Commercial Division Blog

Posted: February 24, 2014 / Categories Commercial, Remedies/Damages, Court Rules/Procedures, Fraud/Misrepresentation

First Department Rules That Disgorgement May Be Available As An Equitable Remedy For Attorney General Claims Under Martin Act and Executive Law

On February 20, 2014, the First Department issued a decision in People v. Ernst & Young, LLP, 2014 NY Slip Op. 01257, reversing New York County Commercial Division Justice Jeffrey K. Oing's dismissal of the New York Attorney General's claims under the Martin Act and New York's Executive Law for disgorgement of profits earned by Ernst & Young in allegedly facilitating an accounting fraud by its client Lehman Brothers.

In urging dismissal of the disgorgement claim, Ernst & Young argued that the Martin Act and the Executive Law provide for particular remedies—namely, injunctive relief, restitution and cancellation of a business certificate—and that disgorgement, which is not mentioned in the statutes, is not an available form a relief. It also argued that disgorgement could be duplicative of restitutionary relief that might be obtained in a class action settlement. The First Department rejected these arguments and concluded that:

where, as here, there is a claim based on fraudulent activity, disgorgement may be available as an equitable remedy, notwithstanding the absence of loss to individuals or independent claims for restitution . . . . Disgorgement is distinct from the remedy of restitution because it focuses on the gain to the wrongdoer as opposed to the loss to the victim. Thus, disgorgement aims to deter wrongdoing by preventing the wrongdoer from retaining ill-gotten gains from fraudulent conduct. Accordingly, the remedy of disgorgement does not require a showing or allegation of direct losses to consumers or the public; the source of the ill-gotten gains is "immaterial." Therefore, while the Attorney General does not allege direct injury to the public or consumers as a result of defendant's alleged collusion with Lehman Brothers in committing fraud, the equitable remedy of disgorgement is available in this action, and it was premature to categorically preclude it at the pleading stage. Nor would ordering disgorgement be tantamount to an impermissible penalty, since the "wrongdoer who is deprived of an illicit gain is ideally left in the position he would have occupied had there been no misconduct." We further note that maintaining disgorgement as a remedy within the court's equitable powers is crucial, particularly where the Attorney General may be precluded from seeking restitution and damages if defendant settled the private class action against it.

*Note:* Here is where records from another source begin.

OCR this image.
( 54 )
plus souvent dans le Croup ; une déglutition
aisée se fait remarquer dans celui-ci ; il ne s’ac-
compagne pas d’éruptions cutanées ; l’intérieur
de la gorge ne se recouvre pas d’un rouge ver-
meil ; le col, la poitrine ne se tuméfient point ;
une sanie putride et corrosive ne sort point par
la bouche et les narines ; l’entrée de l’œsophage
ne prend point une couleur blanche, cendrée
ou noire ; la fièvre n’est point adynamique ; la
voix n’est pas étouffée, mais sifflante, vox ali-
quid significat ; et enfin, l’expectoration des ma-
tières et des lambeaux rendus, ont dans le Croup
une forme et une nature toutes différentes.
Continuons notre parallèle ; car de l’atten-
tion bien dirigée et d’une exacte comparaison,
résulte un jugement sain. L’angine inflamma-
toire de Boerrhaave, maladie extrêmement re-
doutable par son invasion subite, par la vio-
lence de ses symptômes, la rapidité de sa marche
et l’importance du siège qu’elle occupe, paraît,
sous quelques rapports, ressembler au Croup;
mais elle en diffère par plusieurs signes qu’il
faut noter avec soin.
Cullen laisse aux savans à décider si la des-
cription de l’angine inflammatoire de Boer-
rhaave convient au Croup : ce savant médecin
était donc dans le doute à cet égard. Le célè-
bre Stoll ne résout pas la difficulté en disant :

This decision gives the Attorney General another potent weapon in securities and other fraud-based enforcement actions. In an earlier decision, People v. Applied Card Systems, Inc., 11 N.Y.3d 105 (2008), the Court of Appeals suggested in dicta that the Attorney General "might be able to obtain disgorgement" in a claim under the Executive Law, relying on federal cases recognizing a district court's authority to award disgorgement "[a]s an exercise of its equity powers" in SEC enforcement actions. Id. at 125-126 (citing SEC v. Fishbach Corp., 133 F.3d 170, 175 (2d Cir. 1997) & Official Comm. Of Unsecured Creditors of WorldCom, Inc. v. SEC, 467 F.3d 73, 81 (2d Cir. 2006)). However, there is apparently no other New York appellate authority expressly recognizing the remedy in this context.